After having to fork over those extra dollars a few times, I finally sat down at the computer and made a complete, thorough check of every product I'd bought from SOM, and matched it to the product code. That wasn't an insignificant effort. Each of my more than eighty team rosters and other products had to be installed on the computer and tested to see if the product code could be activated. If activation failed, the game would crash, and I'd have to restart it for the next test.
I made a stunning find. I had no product codes for the seasons 1996 through 2005. At first, I could not understand why. I know that I bought them, but I could not find the slips of paper verifying that I'd bought them, and without those codes I did not have access to those seasons. The reason I didn't have product codes for those years turned out to be a simple one. Those were the years when the annual computer game upgrade came on CD instead of floppy disk. I always bought the annual upgrade along with the latest season roster. For some reason, I stupidly didn't consider mailing in those CDs. I thought of them as "game disks." I never put two and two together; ie, that I couldn't get a product code for those season rosters unless I mailed in those CDs.
I never thought about that, though. Literally, for years it didn't matter. I had those seasons already installed with the key from the CDs and I could play those seasons - as long as I didn't have to re-install them. Which, of course, I eventually had to do when I finally replaced the drive they were on and tried to use those seasons.

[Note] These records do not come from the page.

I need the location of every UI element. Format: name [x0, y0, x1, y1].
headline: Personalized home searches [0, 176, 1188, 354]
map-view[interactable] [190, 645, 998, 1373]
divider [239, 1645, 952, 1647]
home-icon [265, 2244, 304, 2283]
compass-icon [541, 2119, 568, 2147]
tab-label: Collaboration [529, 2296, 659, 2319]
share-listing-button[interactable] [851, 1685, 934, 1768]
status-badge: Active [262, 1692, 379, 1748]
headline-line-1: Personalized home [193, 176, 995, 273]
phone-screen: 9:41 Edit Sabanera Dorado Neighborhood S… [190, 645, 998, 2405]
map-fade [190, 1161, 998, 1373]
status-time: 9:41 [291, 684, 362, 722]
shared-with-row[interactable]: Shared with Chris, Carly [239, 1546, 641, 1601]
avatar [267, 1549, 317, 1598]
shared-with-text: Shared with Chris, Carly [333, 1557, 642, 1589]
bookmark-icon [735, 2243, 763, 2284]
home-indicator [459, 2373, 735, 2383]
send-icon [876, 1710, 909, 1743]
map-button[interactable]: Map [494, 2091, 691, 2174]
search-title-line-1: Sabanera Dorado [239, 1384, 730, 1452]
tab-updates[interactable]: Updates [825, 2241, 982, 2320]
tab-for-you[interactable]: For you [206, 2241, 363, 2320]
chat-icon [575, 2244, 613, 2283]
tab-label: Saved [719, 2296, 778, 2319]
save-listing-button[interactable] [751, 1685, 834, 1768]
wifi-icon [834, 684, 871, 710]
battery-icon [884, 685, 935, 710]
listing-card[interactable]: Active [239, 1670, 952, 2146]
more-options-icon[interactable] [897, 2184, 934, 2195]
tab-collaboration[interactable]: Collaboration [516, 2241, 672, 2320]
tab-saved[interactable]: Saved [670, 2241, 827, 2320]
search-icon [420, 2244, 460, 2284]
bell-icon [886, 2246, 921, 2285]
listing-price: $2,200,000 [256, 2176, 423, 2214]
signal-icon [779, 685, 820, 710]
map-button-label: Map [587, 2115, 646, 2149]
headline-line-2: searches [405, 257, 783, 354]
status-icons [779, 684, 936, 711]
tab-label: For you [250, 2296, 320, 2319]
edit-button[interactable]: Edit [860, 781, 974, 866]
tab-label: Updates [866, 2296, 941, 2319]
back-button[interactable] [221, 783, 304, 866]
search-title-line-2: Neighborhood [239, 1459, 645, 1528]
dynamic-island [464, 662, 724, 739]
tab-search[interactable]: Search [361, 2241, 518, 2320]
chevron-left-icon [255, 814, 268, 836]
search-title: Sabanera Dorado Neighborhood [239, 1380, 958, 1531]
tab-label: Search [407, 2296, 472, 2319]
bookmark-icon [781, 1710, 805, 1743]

Now, you may be thinking that I've thrown away those old CDs. Nope, I have every one. So it's only a matter of mailing in those CDs and getting product codes, right? No again. SOM's offer to replace floppy disks/CDs with a paper product code was in place for two years, but it expired in 2010.
I asked SOM if they could make an exception. After all, I've purchased more than a $1000 in SOM products over the years, and I'm a very, very loyal customer. In addition, they know that I purchased those teams. The answer was a curt No. The offer had expired. There were no exceptions.
With no product code I cannot use those seasons anymore. Buying them a second time would cost me over $200. It's certainly a lesson learned for me. But I'm stubborn, and SOM's intransigent position angers me. I'm working around those seasons right now. There are about a dozen other season rosters besides these contested ones that I want to buy in order to complete the set of more than a hundred years of baseball seasons.
Even more irritating is that SOM has finally entered the 21st century (ok, so maybe they've only dipped one toe into the water so far). Floppies and slips of paper are no longer needed. Product codes are maintained by SOM now, instead of by each individual, and installing a purchased product requires nothing more than access to the internet. SOM still won't authorize those lost seasons.
I refuse to buy another SOM product until SOM relents on this. That includes the new SOM Online game, which I dearly want to play. But I won't.
PS - SOM reported on Friday that TSN and SOM have delayed the release of SOM Online until "later in June."